ADVISERS across the country are likely to find roles under scrutiny from clients following the Court of Session’s ruling last week that Rangers FC’s Employee Benefit Trust arrangement fails to work.
Last week, the court held the corporate entity that formerly housed Rangers, now in liquidation (oldco), had run a contrived EBT structure between 2001 and 2010 to pay £47.7m to players and staff in tax-free loans.
Unless the Supreme Court sees fit to overturn the ruling, EBTs face a bleak future with HM Revenue & Customs likely to pursue them with accelerated payment notices and follower notices. These notices can be issued to taxpayers using schemes that are in dispute or where a precedent has been set that would make it highly likely that they would lose at tribunal.
HMRC ran an EBT settlement scheme which closed on 31 July this year. Under the regime, businesses that used EBTs had to register their intention to settle with HMRC by 31 March 2015, in order to benefit from more favourable terms, and pay up by the end of July. There were no penalties, but now the opportunity has lapsed EBT users could face fines of 50% or more of the tax due.

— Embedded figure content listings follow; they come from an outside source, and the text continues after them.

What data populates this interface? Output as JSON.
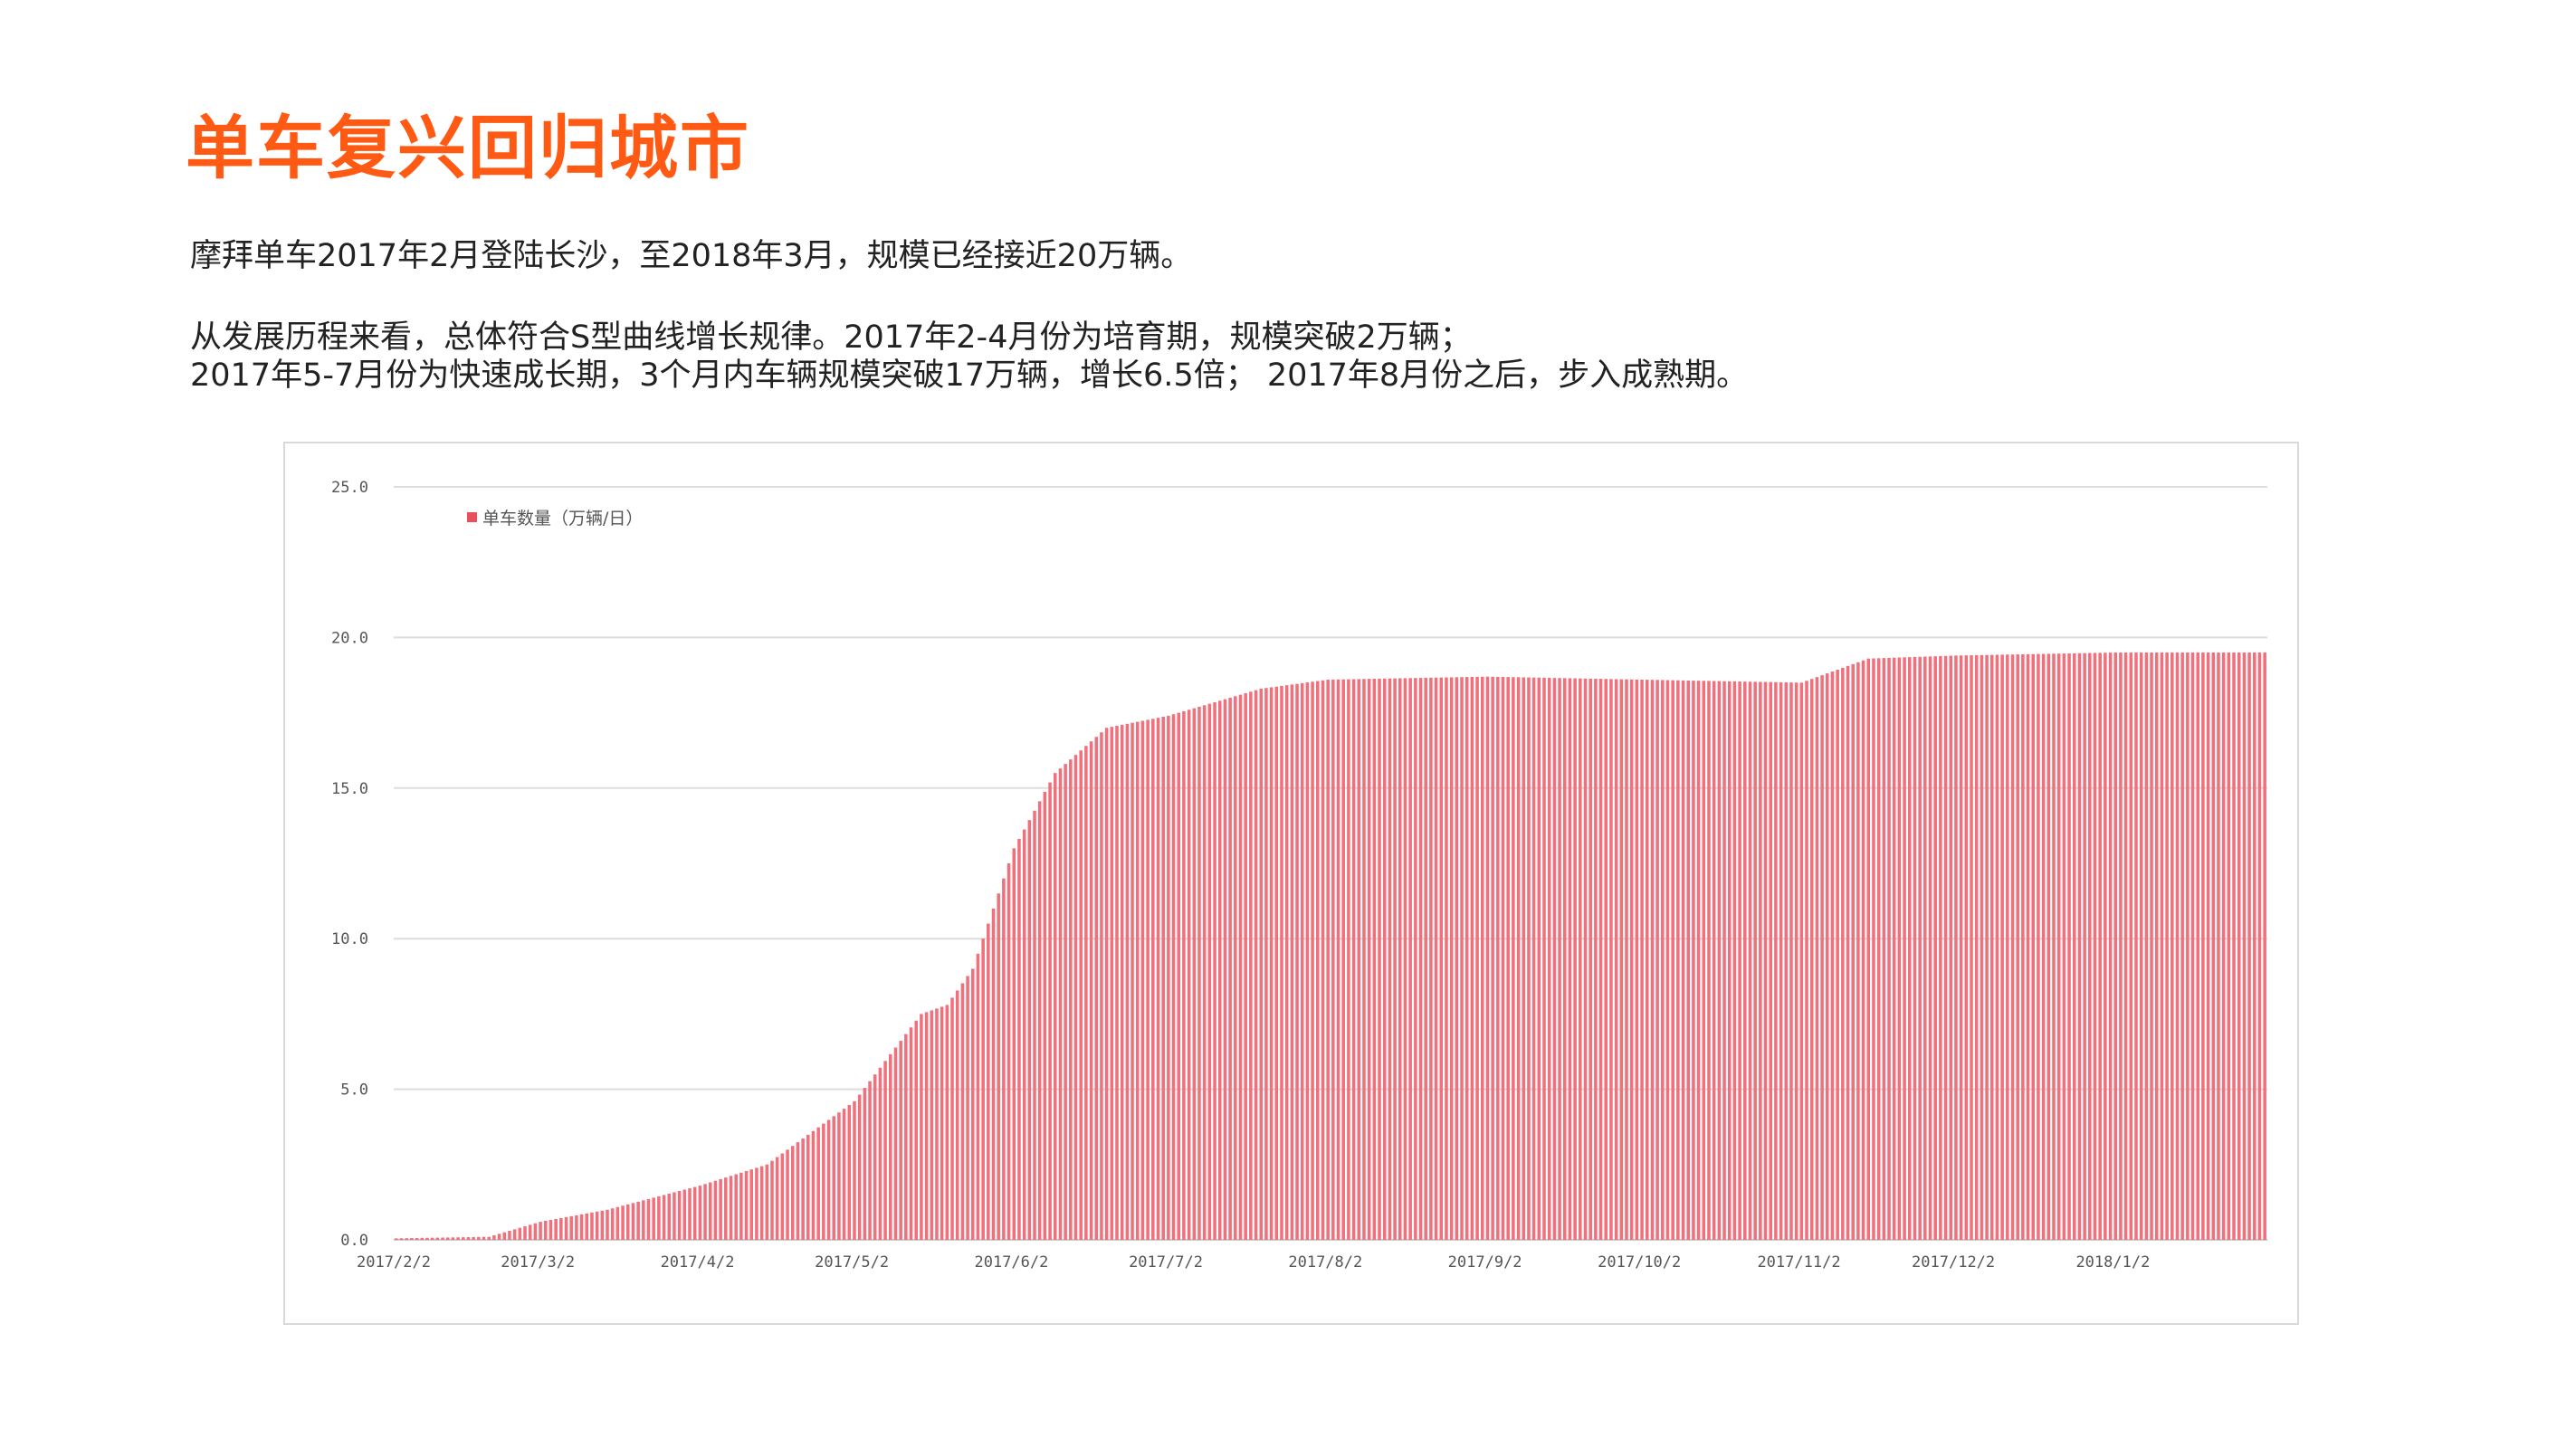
{
  "page": {
    "title": "单车复兴回归城市",
    "paragraphs": [
      "摩拜单车2017年2月登陆长沙，至2018年3月，规模已经接近20万辆。",
      "从发展历程来看，总体符合S型曲线增长规律。2017年2-4月份为培育期，规模突破2万辆；",
      "2017年5-7月份为快速成长期，3个月内车辆规模突破17万辆，增长6.5倍； 2017年8月份之后，步入成熟期。"
    ]
  },
  "colors": {
    "title": "#ff5a14",
    "bars": "#f0707c",
    "grid": "#dddddd",
    "text": "#222222"
  },
  "chart_data": {
    "type": "bar",
    "title": "",
    "xlabel": "",
    "ylabel": "",
    "legend": {
      "entries": [
        "单车数量（万辆/日）"
      ],
      "position": "top-left"
    },
    "grid": true,
    "ylim": [
      0,
      25
    ],
    "yticks": [
      "0.0",
      "5.0",
      "10.0",
      "15.0",
      "20.0",
      "25.0"
    ],
    "xtick_labels": [
      "2017/2/2",
      "2017/3/2",
      "2017/4/2",
      "2017/5/2",
      "2017/6/2",
      "2017/7/2",
      "2017/8/2",
      "2017/9/2",
      "2017/10/2",
      "2017/11/2",
      "2017/12/2",
      "2018/1/2"
    ],
    "x_range": [
      "2017-02-02",
      "2018-01-31"
    ],
    "series": [
      {
        "name": "单车数量（万辆/日）",
        "x_daily_interpolated_between": "keypoints",
        "keypoints": [
          [
            "2017-02-02",
            0.05
          ],
          [
            "2017-02-20",
            0.1
          ],
          [
            "2017-03-02",
            0.6
          ],
          [
            "2017-03-15",
            1.0
          ],
          [
            "2017-04-02",
            1.8
          ],
          [
            "2017-04-15",
            2.5
          ],
          [
            "2017-05-02",
            4.6
          ],
          [
            "2017-05-15",
            7.5
          ],
          [
            "2017-05-20",
            7.8
          ],
          [
            "2017-05-25",
            9.0
          ],
          [
            "2017-06-02",
            13.0
          ],
          [
            "2017-06-10",
            15.5
          ],
          [
            "2017-06-20",
            17.0
          ],
          [
            "2017-07-02",
            17.4
          ],
          [
            "2017-07-20",
            18.3
          ],
          [
            "2017-08-02",
            18.6
          ],
          [
            "2017-09-02",
            18.7
          ],
          [
            "2017-10-02",
            18.6
          ],
          [
            "2017-11-02",
            18.5
          ],
          [
            "2017-11-15",
            19.3
          ],
          [
            "2017-12-02",
            19.4
          ],
          [
            "2018-01-02",
            19.5
          ],
          [
            "2018-01-31",
            19.5
          ]
        ]
      }
    ]
  }
}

But it is believed that many advisers told their clients to wait and see how the Rangers case turned out, rather than take advantage of the settlement opportunity. Today, those clients are now facing substantial bills, many times larger than those they would have paid had they used the settlement regime.
“The biggest issue is the taxpayers who haven’t settled and the absolute headache facing the profession,” MHA MacIntyre Hudson partner Alastair Kendrick told Accountancy Age.
“It’s not the accelerated payments, it’s the difference in the quantum of the settlements that’s going to be the big issue. Clients will say ‘you should have put us on notice or told us of the risk’, so I can imagine there will be numerous people in this position. The accountant’s in an invidious position and their firm will be liable.”
Indeed, Kendrick suggests the number of people affected by the ruling may be great enough to cause the taxman to reopen the settlement regime, although HMRC itself has yet to give any indication whether it will.
“There might well be [an inclination to reopen the settlement window] because it would encourage more people to come forward,” he said.